Orcas Team Up to Kill Whale in Raw, First-Ever Video
Orcas Take Down Whale in Coordinated Attack

Orcas Team Up to Kill Whale in Raw, First-Ever Video

Scientists had never seen how killer whales work cooperatively to hunt a juvenile bowhead whale, which is three times an orca's size.

ByMaria Antonova
August 2, 2017
4 min read

Bowhead whales in Russia’s Okhotsk Sea are endangered, struggling to recover from threats both past (commercial whaling) and present (warming seas).

But that doesn't faze the local orcas, which have become skilled at hunting and killing the whales.

For the first time, scientists have witnessed, thanks to drone video, how the predators work as a team to surround and kill a juvenile bowhead, which can be three times heavier than an adult orca. (Read how orcas work together to whip up a meal.)

“We’ve known for a long time that orcas can hunt grey and bowhead whale calves by separating them from their mothers, but it’s interesting that here they kill a bowhead aged between one and five years old," says Olga Shpak, a biologist at the Severtsov Institute of Ecology in Russia who saw the hunt firsthand. The juvenile bowhead was already over 26 feet long and weaned from its mother, she says.

But this orca family, known to scientists since 2011, know what they're doing: They specialize in hunting juvenile bowheads. The matriarch's nickname is Whale Killer.

“Once they start to learn something, orcas will keep perfecting the skill, and this family has honed their hunting to require minimal energy,” Shpak says. (See an interactive graphic of orca hunting.)

Phil Clapham, leader of the Cetacean Assessment and Ecology Program at the Marine Mammal Laboratory in Seattle, Washington, says by email that whales often carry visible scars from failed orca attacks, but such events "are rarely observed."

"This is unique and extraordinary footage."

Attack Strategy

Adolescence is awkward for bowheads as they lose fat and bone acquired in their first year of life, redirecting body resources to develop their massive head and feeding apparatus, particularly the baleen plates that sieve zooplankton, their food source.

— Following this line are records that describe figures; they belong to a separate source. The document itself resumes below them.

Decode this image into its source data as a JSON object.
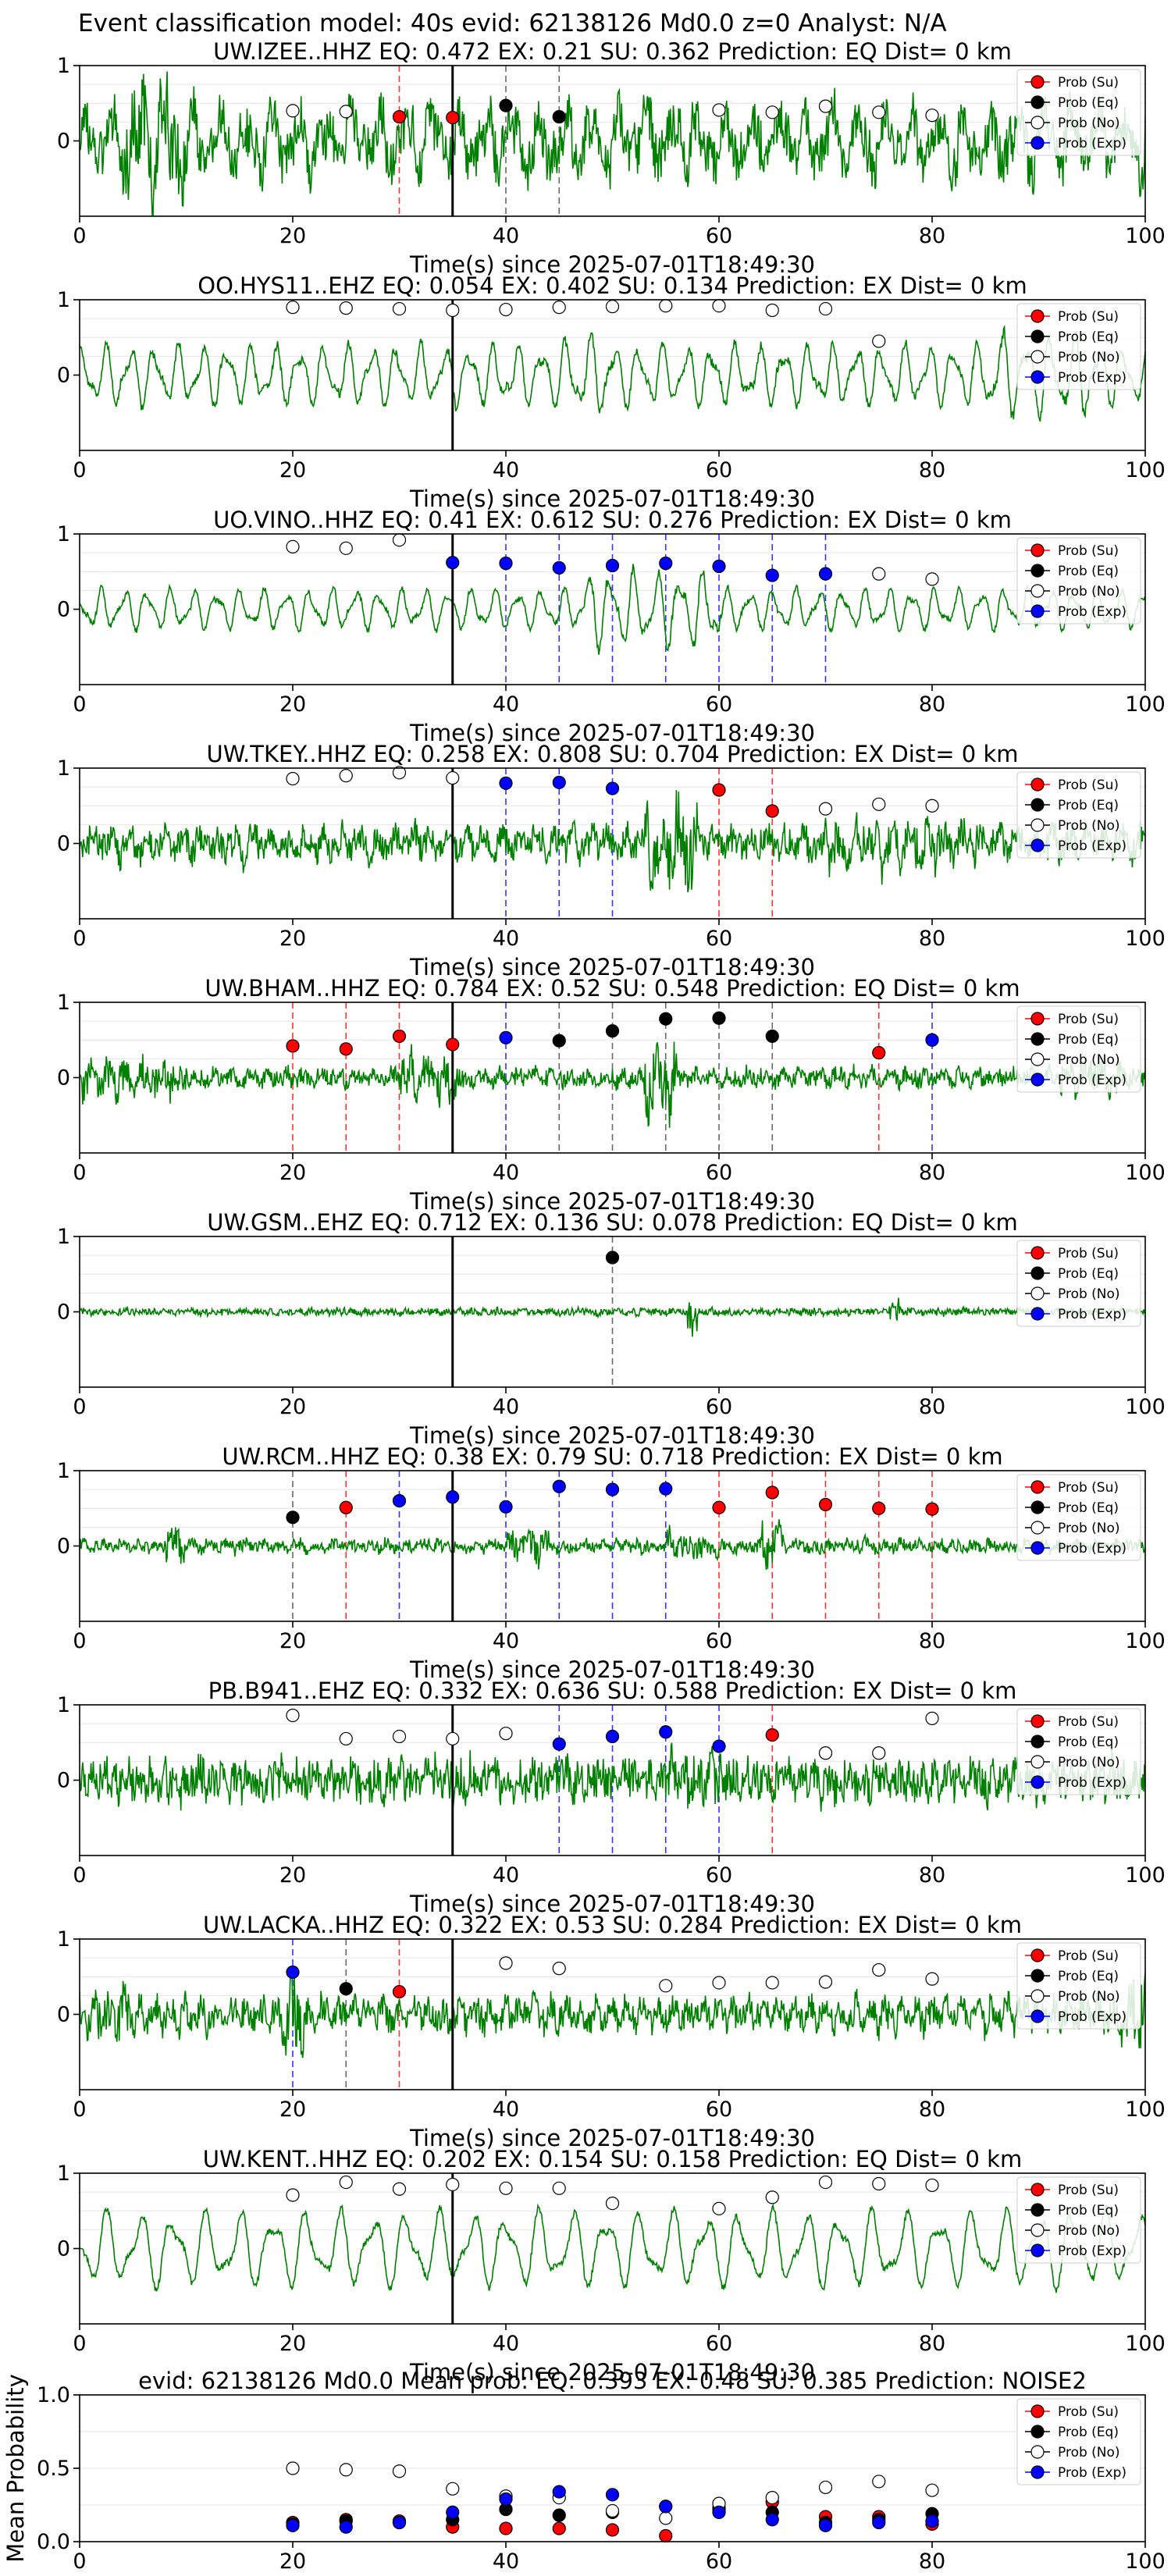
{
  "suptitle": "Event classification model: 40s evid: 62138126 Md0.0 z=0 Analyst: N/A",
  "colors": {
    "waveform": "#008000",
    "su": "#ff0000",
    "eq": "#000000",
    "no": "#ffffff",
    "exp": "#0000ff",
    "arrival_line": "#000000",
    "grid": "#e6e6e6"
  },
  "icons": [
    "legend-marker-su",
    "legend-marker-eq",
    "legend-marker-no",
    "legend-marker-exp"
  ],
  "legend_labels": [
    "Prob (Su)",
    "Prob (Eq)",
    "Prob (No)",
    "Prob (Exp)"
  ],
  "chart_data": [
    {
      "type": "line",
      "station": "UW.IZEE..HHZ",
      "title": "UW.IZEE..HHZ   EQ: 0.472  EX: 0.21  SU: 0.362   Prediction: EQ    Dist= 0 km",
      "xlabel": "Time(s) since 2025-07-01T18:49:30",
      "xlim": [
        0,
        100
      ],
      "ylim": [
        -1,
        1
      ],
      "xticks": [
        "0",
        "20",
        "40",
        "60",
        "80",
        "100"
      ],
      "yticks": [
        "1",
        "0"
      ],
      "legend": "top-right",
      "grid": true,
      "wave": {
        "amp": 0.55,
        "cycles": 40,
        "noise": 0.9,
        "bursts": [
          [
            4,
            10,
            1.6
          ],
          [
            30,
            40,
            1.0
          ]
        ]
      },
      "arrival": 35,
      "points": {
        "su": [
          [
            30,
            0.32
          ],
          [
            35,
            0.31
          ]
        ],
        "eq": [
          [
            40,
            0.47
          ],
          [
            45,
            0.32
          ]
        ],
        "no": [
          [
            20,
            0.4
          ],
          [
            25,
            0.39
          ],
          [
            60,
            0.41
          ],
          [
            65,
            0.38
          ],
          [
            70,
            0.46
          ],
          [
            75,
            0.38
          ],
          [
            80,
            0.34
          ]
        ],
        "exp": []
      }
    },
    {
      "type": "line",
      "station": "OO.HYS11..EHZ",
      "title": "OO.HYS11..EHZ   EQ: 0.054  EX: 0.402  SU: 0.134   Prediction: EX    Dist= 0 km",
      "xlabel": "Time(s) since 2025-07-01T18:49:30",
      "xlim": [
        0,
        100
      ],
      "ylim": [
        -1,
        1
      ],
      "xticks": [
        "0",
        "20",
        "40",
        "60",
        "80",
        "100"
      ],
      "yticks": [
        "1",
        "0"
      ],
      "legend": "top-right",
      "grid": true,
      "wave": {
        "amp": 0.6,
        "cycles": 44,
        "noise": 0.15,
        "bursts": [
          [
            45,
            50,
            1.3
          ],
          [
            85,
            95,
            1.4
          ]
        ]
      },
      "arrival": 35,
      "points": {
        "su": [],
        "eq": [],
        "no": [
          [
            20,
            0.9
          ],
          [
            25,
            0.89
          ],
          [
            30,
            0.88
          ],
          [
            35,
            0.86
          ],
          [
            40,
            0.87
          ],
          [
            45,
            0.9
          ],
          [
            50,
            0.91
          ],
          [
            55,
            0.92
          ],
          [
            60,
            0.92
          ],
          [
            65,
            0.86
          ],
          [
            70,
            0.88
          ],
          [
            75,
            0.45
          ]
        ],
        "exp": []
      }
    },
    {
      "type": "line",
      "station": "UO.VINO..HHZ",
      "title": "UO.VINO..HHZ   EQ: 0.41  EX: 0.612  SU: 0.276   Prediction: EX    Dist= 0 km",
      "xlabel": "Time(s) since 2025-07-01T18:49:30",
      "xlim": [
        0,
        100
      ],
      "ylim": [
        -1,
        1
      ],
      "xticks": [
        "0",
        "20",
        "40",
        "60",
        "80",
        "100"
      ],
      "yticks": [
        "1",
        "0"
      ],
      "legend": "top-right",
      "grid": true,
      "wave": {
        "amp": 0.4,
        "cycles": 46,
        "noise": 0.1,
        "bursts": [
          [
            47,
            60,
            1.9
          ]
        ]
      },
      "arrival": 35,
      "points": {
        "su": [],
        "eq": [],
        "no": [
          [
            20,
            0.83
          ],
          [
            25,
            0.81
          ],
          [
            30,
            0.92
          ],
          [
            75,
            0.47
          ],
          [
            80,
            0.4
          ]
        ],
        "exp": [
          [
            35,
            0.62
          ],
          [
            40,
            0.61
          ],
          [
            45,
            0.55
          ],
          [
            50,
            0.58
          ],
          [
            55,
            0.61
          ],
          [
            60,
            0.57
          ],
          [
            65,
            0.45
          ],
          [
            70,
            0.47
          ]
        ]
      }
    },
    {
      "type": "line",
      "station": "UW.TKEY..HHZ",
      "title": "UW.TKEY..HHZ   EQ: 0.258  EX: 0.808  SU: 0.704   Prediction: EX    Dist= 0 km",
      "xlabel": "Time(s) since 2025-07-01T18:49:30",
      "xlim": [
        0,
        100
      ],
      "ylim": [
        -1,
        1
      ],
      "xticks": [
        "0",
        "20",
        "40",
        "60",
        "80",
        "100"
      ],
      "yticks": [
        "1",
        "0"
      ],
      "legend": "top-right",
      "grid": true,
      "wave": {
        "amp": 0.2,
        "cycles": 60,
        "noise": 0.5,
        "bursts": [
          [
            53,
            58,
            2.6
          ],
          [
            70,
            85,
            1.4
          ]
        ]
      },
      "arrival": 35,
      "points": {
        "su": [
          [
            60,
            0.71
          ],
          [
            65,
            0.43
          ]
        ],
        "eq": [],
        "no": [
          [
            20,
            0.86
          ],
          [
            25,
            0.9
          ],
          [
            30,
            0.94
          ],
          [
            35,
            0.87
          ],
          [
            70,
            0.46
          ],
          [
            75,
            0.52
          ],
          [
            80,
            0.5
          ]
        ],
        "exp": [
          [
            40,
            0.8
          ],
          [
            45,
            0.81
          ],
          [
            50,
            0.73
          ]
        ]
      }
    },
    {
      "type": "line",
      "station": "UW.BHAM..HHZ",
      "title": "UW.BHAM..HHZ   EQ: 0.784  EX: 0.52  SU: 0.548   Prediction: EQ    Dist= 0 km",
      "xlabel": "Time(s) since 2025-07-01T18:49:30",
      "xlim": [
        0,
        100
      ],
      "ylim": [
        -1,
        1
      ],
      "xticks": [
        "0",
        "20",
        "40",
        "60",
        "80",
        "100"
      ],
      "yticks": [
        "1",
        "0"
      ],
      "legend": "top-right",
      "grid": true,
      "wave": {
        "amp": 0.1,
        "cycles": 60,
        "noise": 0.3,
        "bursts": [
          [
            0,
            10,
            2.0
          ],
          [
            30,
            36,
            2.5
          ],
          [
            53,
            56,
            3.5
          ],
          [
            92,
            98,
            1.8
          ]
        ]
      },
      "arrival": 35,
      "points": {
        "su": [
          [
            20,
            0.42
          ],
          [
            25,
            0.38
          ],
          [
            30,
            0.55
          ],
          [
            35,
            0.44
          ],
          [
            75,
            0.33
          ]
        ],
        "eq": [
          [
            45,
            0.49
          ],
          [
            50,
            0.62
          ],
          [
            55,
            0.78
          ],
          [
            60,
            0.79
          ],
          [
            65,
            0.55
          ]
        ],
        "no": [],
        "exp": [
          [
            40,
            0.53
          ],
          [
            80,
            0.5
          ]
        ]
      }
    },
    {
      "type": "line",
      "station": "UW.GSM..EHZ",
      "title": "UW.GSM..EHZ   EQ: 0.712  EX: 0.136  SU: 0.078   Prediction: EQ    Dist= 0 km",
      "xlabel": "Time(s) since 2025-07-01T18:49:30",
      "xlim": [
        0,
        100
      ],
      "ylim": [
        -1,
        1
      ],
      "xticks": [
        "0",
        "20",
        "40",
        "60",
        "80",
        "100"
      ],
      "yticks": [
        "1",
        "0"
      ],
      "legend": "top-right",
      "grid": true,
      "wave": {
        "amp": 0.02,
        "cycles": 80,
        "noise": 0.12,
        "bursts": [
          [
            57,
            58,
            6.0
          ],
          [
            76,
            77,
            3.0
          ]
        ]
      },
      "arrival": 35,
      "points": {
        "su": [],
        "eq": [
          [
            50,
            0.72
          ]
        ],
        "no": [],
        "exp": []
      }
    },
    {
      "type": "line",
      "station": "UW.RCM..HHZ",
      "title": "UW.RCM..HHZ   EQ: 0.38  EX: 0.79  SU: 0.718   Prediction: EX    Dist= 0 km",
      "xlabel": "Time(s) since 2025-07-01T18:49:30",
      "xlim": [
        0,
        100
      ],
      "ylim": [
        -1,
        1
      ],
      "xticks": [
        "0",
        "20",
        "40",
        "60",
        "80",
        "100"
      ],
      "yticks": [
        "1",
        "0"
      ],
      "legend": "top-right",
      "grid": true,
      "wave": {
        "amp": 0.06,
        "cycles": 60,
        "noise": 0.22,
        "bursts": [
          [
            8,
            10,
            3.0
          ],
          [
            40,
            44,
            2.2
          ],
          [
            55,
            60,
            2.0
          ],
          [
            64,
            66,
            3.0
          ]
        ]
      },
      "arrival": 35,
      "points": {
        "su": [
          [
            25,
            0.51
          ],
          [
            60,
            0.51
          ],
          [
            65,
            0.71
          ],
          [
            70,
            0.55
          ],
          [
            75,
            0.5
          ],
          [
            80,
            0.49
          ]
        ],
        "eq": [
          [
            20,
            0.38
          ]
        ],
        "no": [],
        "exp": [
          [
            30,
            0.6
          ],
          [
            35,
            0.65
          ],
          [
            40,
            0.52
          ],
          [
            45,
            0.79
          ],
          [
            50,
            0.75
          ],
          [
            55,
            0.76
          ]
        ]
      }
    },
    {
      "type": "line",
      "station": "PB.B941..EHZ",
      "title": "PB.B941..EHZ   EQ: 0.332  EX: 0.636  SU: 0.588   Prediction: EX    Dist= 0 km",
      "xlabel": "Time(s) since 2025-07-01T18:49:30",
      "xlim": [
        0,
        100
      ],
      "ylim": [
        -1,
        1
      ],
      "xticks": [
        "0",
        "20",
        "40",
        "60",
        "80",
        "100"
      ],
      "yticks": [
        "1",
        "0"
      ],
      "legend": "top-right",
      "grid": true,
      "wave": {
        "amp": 0.15,
        "cycles": 90,
        "noise": 0.7,
        "bursts": [
          [
            55,
            60,
            1.3
          ]
        ]
      },
      "arrival": 35,
      "points": {
        "su": [
          [
            65,
            0.6
          ]
        ],
        "eq": [],
        "no": [
          [
            20,
            0.86
          ],
          [
            25,
            0.55
          ],
          [
            30,
            0.58
          ],
          [
            35,
            0.55
          ],
          [
            40,
            0.62
          ],
          [
            70,
            0.36
          ],
          [
            75,
            0.36
          ],
          [
            80,
            0.82
          ]
        ],
        "exp": [
          [
            45,
            0.48
          ],
          [
            50,
            0.58
          ],
          [
            55,
            0.64
          ],
          [
            60,
            0.45
          ]
        ]
      }
    },
    {
      "type": "line",
      "station": "UW.LACKA..HHZ",
      "title": "UW.LACKA..HHZ   EQ: 0.322  EX: 0.53  SU: 0.284   Prediction: EX    Dist= 0 km",
      "xlabel": "Time(s) since 2025-07-01T18:49:30",
      "xlim": [
        0,
        100
      ],
      "ylim": [
        -1,
        1
      ],
      "xticks": [
        "0",
        "20",
        "40",
        "60",
        "80",
        "100"
      ],
      "yticks": [
        "1",
        "0"
      ],
      "legend": "top-right",
      "grid": true,
      "wave": {
        "amp": 0.2,
        "cycles": 70,
        "noise": 0.5,
        "bursts": [
          [
            0,
            5,
            1.5
          ],
          [
            19,
            21,
            2.2
          ],
          [
            97,
            100,
            2.0
          ]
        ]
      },
      "arrival": 35,
      "points": {
        "su": [
          [
            30,
            0.3
          ]
        ],
        "eq": [
          [
            25,
            0.34
          ]
        ],
        "no": [
          [
            40,
            0.68
          ],
          [
            45,
            0.61
          ],
          [
            55,
            0.38
          ],
          [
            60,
            0.42
          ],
          [
            65,
            0.42
          ],
          [
            70,
            0.43
          ],
          [
            75,
            0.59
          ],
          [
            80,
            0.47
          ]
        ],
        "exp": [
          [
            20,
            0.56
          ]
        ]
      }
    },
    {
      "type": "line",
      "station": "UW.KENT..HHZ",
      "title": "UW.KENT..HHZ   EQ: 0.202  EX: 0.154  SU: 0.158   Prediction: EQ    Dist= 0 km",
      "xlabel": "Time(s) since 2025-07-01T18:49:30",
      "xlim": [
        0,
        100
      ],
      "ylim": [
        -1,
        1
      ],
      "xticks": [
        "0",
        "20",
        "40",
        "60",
        "80",
        "100"
      ],
      "yticks": [
        "1",
        "0"
      ],
      "legend": "top-right",
      "grid": true,
      "wave": {
        "amp": 0.75,
        "cycles": 32,
        "noise": 0.12,
        "bursts": []
      },
      "arrival": 35,
      "points": {
        "su": [],
        "eq": [],
        "no": [
          [
            20,
            0.71
          ],
          [
            25,
            0.88
          ],
          [
            30,
            0.79
          ],
          [
            35,
            0.85
          ],
          [
            40,
            0.8
          ],
          [
            45,
            0.8
          ],
          [
            50,
            0.6
          ],
          [
            60,
            0.53
          ],
          [
            65,
            0.68
          ],
          [
            70,
            0.88
          ],
          [
            75,
            0.86
          ],
          [
            80,
            0.84
          ]
        ],
        "exp": []
      }
    },
    {
      "type": "scatter",
      "station": "mean",
      "title": "evid: 62138126  Md0.0   Mean prob:   EQ: 0.393  EX: 0.48  SU: 0.385   Prediction: NOISE2",
      "xlabel": "",
      "ylabel": "Mean Probability",
      "xlim": [
        0,
        100
      ],
      "ylim": [
        0,
        1
      ],
      "xticks": [
        "0",
        "20",
        "40",
        "60",
        "80",
        "100"
      ],
      "yticks": [
        "1.0",
        "0.5",
        "0.0"
      ],
      "legend": "top-right",
      "grid": true,
      "points": {
        "su": [
          [
            20,
            0.13
          ],
          [
            25,
            0.15
          ],
          [
            30,
            0.14
          ],
          [
            35,
            0.1
          ],
          [
            40,
            0.09
          ],
          [
            45,
            0.09
          ],
          [
            50,
            0.08
          ],
          [
            55,
            0.04
          ],
          [
            60,
            0.22
          ],
          [
            65,
            0.27
          ],
          [
            70,
            0.17
          ],
          [
            75,
            0.17
          ],
          [
            80,
            0.12
          ]
        ],
        "eq": [
          [
            20,
            0.12
          ],
          [
            25,
            0.14
          ],
          [
            30,
            0.13
          ],
          [
            35,
            0.15
          ],
          [
            40,
            0.22
          ],
          [
            45,
            0.18
          ],
          [
            50,
            0.2
          ],
          [
            55,
            0.24
          ],
          [
            60,
            0.23
          ],
          [
            65,
            0.2
          ],
          [
            70,
            0.13
          ],
          [
            75,
            0.15
          ],
          [
            80,
            0.19
          ]
        ],
        "no": [
          [
            20,
            0.5
          ],
          [
            25,
            0.49
          ],
          [
            30,
            0.48
          ],
          [
            35,
            0.36
          ],
          [
            40,
            0.31
          ],
          [
            45,
            0.3
          ],
          [
            50,
            0.21
          ],
          [
            55,
            0.16
          ],
          [
            60,
            0.26
          ],
          [
            65,
            0.3
          ],
          [
            70,
            0.37
          ],
          [
            75,
            0.41
          ],
          [
            80,
            0.35
          ]
        ],
        "exp": [
          [
            20,
            0.11
          ],
          [
            25,
            0.1
          ],
          [
            30,
            0.13
          ],
          [
            35,
            0.2
          ],
          [
            40,
            0.29
          ],
          [
            45,
            0.34
          ],
          [
            50,
            0.32
          ],
          [
            55,
            0.24
          ],
          [
            60,
            0.2
          ],
          [
            65,
            0.15
          ],
          [
            70,
            0.11
          ],
          [
            75,
            0.13
          ],
          [
            80,
            0.14
          ]
        ]
      }
    }
  ]
}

Unlike with bowhead calves and smaller whale species, such as minke, the orcas’ hunting strategy in this situation went beyond drowning their prey. (See the surprising reason why orcas attacked this blue whale.)

“This whale is too big to be drowned, so they ram its side, crushing the ribs,” says Shpak, who analyzed the video footage.

While the matriarch attacks in this manner, other pod members have assigned roles. The young orca swims near the whale’s head, blocking its escape, while other adult orcas pull the animal by the fins away from shallow waters.

“They can only kill the whale in deep waters because the orca needs to accelerate and gather enough speed for the strike,” says Shpak, who has seen this pod hunting bowheads four or five times. (See National Geographic's whale pictures.)

'Tropical' Whales

Orcas likely killed six bowheads in the Okhotsk Sea's Academy Bay in 2016 alone. The hunting pressure may be why the local whale population isn't bouncing back after commercial whaling in the 19th century and illegal Soviet whaling in the 1960s and '70s, Shpak says. Since the 1980s, Okhotsk bowhead numbers have hovered around 400.

"Whether such attacks represent a threat to the population is not clear," notes Clapham. "They are almost always on calves or yearlings (not adults), and we don't know how often they are successful."

Shpak adds “the presence of bowheads there is paradoxical to begin with,” because the bays of the western Okhotsk Sea are much warmer and less salty than the species' typically Arctic habitat. Colleagues studying bowheads in the Arctic routinely refer to the Okhotsk whales as “tropical," she jokes.

But that's also why the rare Okhotsk bowheads could be “a great model for studying how an Arctic species adapts to a warming climate."